Several years later, it was time for La Grange to get out of the pool and find a job. Because she was living with her parents, she needed to work close to her family's home. So she tried her luck at the capitol building in Pretoria.
"I applied for a job in the Ministry Without Portfolio and the Presidency," La Grange remembers. "And while I was busy with the interview that day, the President's private secretary ... came into the office and said, 'I need a typist. I need it right now.' And I said, 'Well, I'm available.' And they called me later to say, 'Would you be interested in a position in the President's private office?' and I really couldn't conceptualize what that could mean. I just thought, as long as it's in the Unions building closer to my parents' home, I'll take anything."
She did take it.
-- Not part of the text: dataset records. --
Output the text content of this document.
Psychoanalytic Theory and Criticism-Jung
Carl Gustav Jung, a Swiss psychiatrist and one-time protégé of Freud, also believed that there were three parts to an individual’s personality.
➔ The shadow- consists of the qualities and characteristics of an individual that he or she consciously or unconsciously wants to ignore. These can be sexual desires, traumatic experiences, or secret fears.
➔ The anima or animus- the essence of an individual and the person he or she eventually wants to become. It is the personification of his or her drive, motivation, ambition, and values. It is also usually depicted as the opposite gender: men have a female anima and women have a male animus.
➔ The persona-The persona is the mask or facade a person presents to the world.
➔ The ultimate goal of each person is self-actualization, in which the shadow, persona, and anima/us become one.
And her life would never be the same.
Here’s where things get interesting: It was 1994 and South Africa had recently elected its first black president — Nelson Mandela.
"I was walking into his secretary's office ... and as I walked into her office, this group of people came out of her office and I nearly bumped into President Mandela," La Grange says. "And suddenly this man appears in front of you and he extends his hand and I wasn't sure whether I'm supposed to greet him or not. And I extend my hand and I said, 'Good morning, Mr. Mandela.'"
And there were further surprises in store. "He spoke to me and I couldn't understand a word he was saying," La Grange remembers. "I had to ask him, 'Please excuse me, Mr. President, could you repeat that?' because I couldn't figure out why I wasn't understanding him. And when he repeated himself, I realized he was speaking to me in Afrikaans. He was speaking to me in my language, the language of the oppressor, the last thing you'd expect of Nelson Mandela."
La Grange has just written a book, "Good Morning, Mr Mandela," which refers to that first meeting with the South African president in 1994. La Grange would go on to experience much more working for Mandela.
"At that stage [when I first started work,] I was 24 years of age," she says, "Now, he was in prison for 27 years. So I felt like, 'you know what, you don't even know what 27 years feel like and your people sent this man to jail for 27 years.' So you feel guilty, you feel responsible immediately as an Afrikaaner standing there."
After two years as a typist in the president’s office, La Grange was promoted and eventually rose to be the president’s private secretary. She spent 19 years working with Mandela and served as his personal assistant. The two became very close.
That's until Mandela's office was closed down because he wasn't able to work any longer. La Grange recalls the last visit she paid to the frail Mandela at his hospital.
"I said, 'Hello Gulu, this is Aldina [nicknames they used for each other.] I've come to say hello to you.' And his eyes just opened and gave me the brightest, biggest smile. And again, I broke down in tears," she says. "It was just too much for me, but he fixed his eyes on me and [the family at the bedside] joked and they said, 'Madiba doesn't afford other people that kind of smile but you, he smiles.' So they teased me. But because that's the most recent memory of him, that's very vivid in my mind."
Zelda la Grange — Aldina, as she was known to Nelson Mandela — told her story to our colleagues at the BBC's Outlook Program.